Ze dragen dezelfde achternaam, hebben dezelfde moeder. Als de één praat, valt de ander in. Ravi Debisarun (33) en zijn broertje Benjamin (26) komen duidelijk uit hetzelfde gezin – en toch ook niet. De broers groeiden grotendeels gescheiden van elkaar en hun twee zussen op. Jarenlang leefden ze in verschillende werelden. Daar hebben de vier kinderen, nu volwassen, naar eigen zeggen nog steeds last van. “Ze hadden ons nooit uit elkaar mogen halen.”

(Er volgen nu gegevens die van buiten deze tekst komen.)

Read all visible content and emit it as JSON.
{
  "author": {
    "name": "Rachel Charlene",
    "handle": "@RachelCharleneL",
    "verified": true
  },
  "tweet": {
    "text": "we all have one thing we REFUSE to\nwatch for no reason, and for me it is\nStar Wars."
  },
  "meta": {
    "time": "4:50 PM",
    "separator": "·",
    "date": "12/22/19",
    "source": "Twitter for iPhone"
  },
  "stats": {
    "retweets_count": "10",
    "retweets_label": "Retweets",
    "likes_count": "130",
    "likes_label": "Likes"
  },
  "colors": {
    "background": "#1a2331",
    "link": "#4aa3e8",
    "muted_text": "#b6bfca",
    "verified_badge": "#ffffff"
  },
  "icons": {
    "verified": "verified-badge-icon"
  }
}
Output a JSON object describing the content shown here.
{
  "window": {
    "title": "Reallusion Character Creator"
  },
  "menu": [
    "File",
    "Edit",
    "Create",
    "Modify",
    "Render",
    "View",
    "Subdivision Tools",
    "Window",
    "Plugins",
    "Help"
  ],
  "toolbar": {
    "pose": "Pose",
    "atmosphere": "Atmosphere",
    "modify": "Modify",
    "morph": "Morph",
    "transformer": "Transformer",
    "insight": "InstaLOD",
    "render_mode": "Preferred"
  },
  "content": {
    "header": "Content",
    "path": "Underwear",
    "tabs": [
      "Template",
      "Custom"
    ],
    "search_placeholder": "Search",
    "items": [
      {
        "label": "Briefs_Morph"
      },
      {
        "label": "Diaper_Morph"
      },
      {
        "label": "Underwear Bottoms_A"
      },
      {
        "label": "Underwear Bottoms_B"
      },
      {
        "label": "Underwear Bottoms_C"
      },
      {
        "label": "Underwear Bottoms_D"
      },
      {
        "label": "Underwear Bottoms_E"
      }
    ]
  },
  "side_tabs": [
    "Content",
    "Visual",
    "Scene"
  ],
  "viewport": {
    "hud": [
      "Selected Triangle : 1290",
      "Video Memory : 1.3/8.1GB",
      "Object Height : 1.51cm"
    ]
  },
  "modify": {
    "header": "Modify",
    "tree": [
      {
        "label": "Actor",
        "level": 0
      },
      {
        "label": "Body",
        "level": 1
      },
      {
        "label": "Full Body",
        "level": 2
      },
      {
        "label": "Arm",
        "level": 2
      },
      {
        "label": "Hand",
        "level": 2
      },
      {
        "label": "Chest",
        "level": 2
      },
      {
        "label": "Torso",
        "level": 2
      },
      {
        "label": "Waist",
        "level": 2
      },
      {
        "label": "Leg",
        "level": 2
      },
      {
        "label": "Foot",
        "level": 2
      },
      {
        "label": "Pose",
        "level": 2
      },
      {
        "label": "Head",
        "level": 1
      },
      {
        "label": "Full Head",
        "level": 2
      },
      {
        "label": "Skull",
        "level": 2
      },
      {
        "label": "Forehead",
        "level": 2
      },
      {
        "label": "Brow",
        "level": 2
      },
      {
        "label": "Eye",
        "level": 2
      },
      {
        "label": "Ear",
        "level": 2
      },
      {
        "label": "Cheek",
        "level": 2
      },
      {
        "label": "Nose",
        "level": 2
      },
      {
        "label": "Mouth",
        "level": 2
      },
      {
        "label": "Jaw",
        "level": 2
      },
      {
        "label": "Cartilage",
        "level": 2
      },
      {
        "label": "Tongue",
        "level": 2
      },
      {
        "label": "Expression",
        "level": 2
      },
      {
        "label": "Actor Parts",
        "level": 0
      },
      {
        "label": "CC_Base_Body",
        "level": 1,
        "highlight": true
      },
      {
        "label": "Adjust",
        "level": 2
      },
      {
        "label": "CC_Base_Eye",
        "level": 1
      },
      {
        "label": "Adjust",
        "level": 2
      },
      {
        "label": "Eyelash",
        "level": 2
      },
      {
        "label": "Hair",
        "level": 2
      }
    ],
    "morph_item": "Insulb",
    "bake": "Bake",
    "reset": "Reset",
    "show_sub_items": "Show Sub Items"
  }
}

Ravi werd op zijn zesde voor het eerst uit huis geplaatst, samen met zijn twee jongere zusjes. Benjamin was toen nog niet geboren. In Ravi’s herinnering werden de kinderen ineens opgehaald door de politie toen zijn stiefvader een keertje ruzie kreeg met een buurvrouw, waarna ze in een pleeggezin terechtkwamen. Ravi begreep niet waarom ze weg moesten: hij herinnert zich zijn vroege kindertijd als een vrolijke tijd waarin hij en zijn zusjes niets tekort kwamen. Zijn zusje Sharmilla, één jaar jonger, verteld later telefonisch dat zij wel inzag dat het niet goed ging thuis en dat haar vader haar moeder slecht behandelde. Maar toen haar vader het huis uit was gezet en hun babyzusje na een halfjaar terug mocht naar mama begreep, zij als klein meisje evenmin waarom zij en haar broer niet naar huis mochten

Zo ver mogelijk weg

Toen de oudste twee ook weer bij hun moeder kwamen wonen, was alles anders. Hun moeder was zwanger geworden van een man met wie ze een LAT-relatie had. “Voor mijn gevoel had ik er ineens een broertje bij”, vertelt Ravi. De nieuwe partner van hun moeder hielp wel, maar de dagelijkse verzorging voor de vier jonge kinderen kwam vooral op hun moeder neer. Dat bleek op den duur te zwaar en opnieuw kwamen Sharmilla en Ravi in de opvang terecht. Nadat ze samen met andere kinderen hadden geprobeerd weg te lopen uit een instelling werden zij als weglooprisico beschouwd. De oplossing: de kinderen zover mogelijk van hun geboorteplaats Den Haag vandaan plaatsen, zodat ze niet meer zo maar terug konden lopen naar hun moeders huis. Dat werd Schagen. In plaats van elk weekend zagen ze hun moeder, broertje en zusje nog maar zelden: de lange rit naar het noorden was met twee ukken nauwelijks te doen. Benjamin weet nog hoe ze urenlang in de trein zaten voor zo’n zeldzaam bezoekje. Rond Ravi’s twaalfde besloot Jeugdzorg hem en Sharmilla uit elkaar te plaatsen, omdat dat beter zou zijn voor Ravi’s ontwikkeling. “Ik gedroeg me volgens hen te veel als haar grote broer, vertelt Ravi. “Maar ik wás ook haar grote broer.” Ravi zou tot bloei komen in een woongroep met oude bekenden, maar voor Sharmilla bleek de schok om ineens in haar eentje in een pleeggezin te zitten te groot. Ze waren dan wel van hun familie gescheiden geweest, tot dan toe hadden ze steeds samen in de opvang gezeten. “Mijn broer was de laatste vertrouwde persoon, en ineens haalden ze die ook nog weg”, vertelt Sharmilla daarover. Ze werd steeds gefrustreerder en opstandiger en kwam uiteindelijk in een jeugdgevangenis terecht. “Ze hadden ons nooit uit elkaar mogen halen”, zeggen broer en zus achteraf allebei. Als het met eentje heel goed gaat en de ander vertoond problematiek, kun je zeggen: die hoort daar niet”, zegt Ravi. “Of je zegt: wat hebben jullie nodig om bij elkaar blijven?”

Familiebanden herstellen

“Toen mijn zus na zes jaar weer thuiskwam, wisten we niet hoe met elkaar om te gaan.”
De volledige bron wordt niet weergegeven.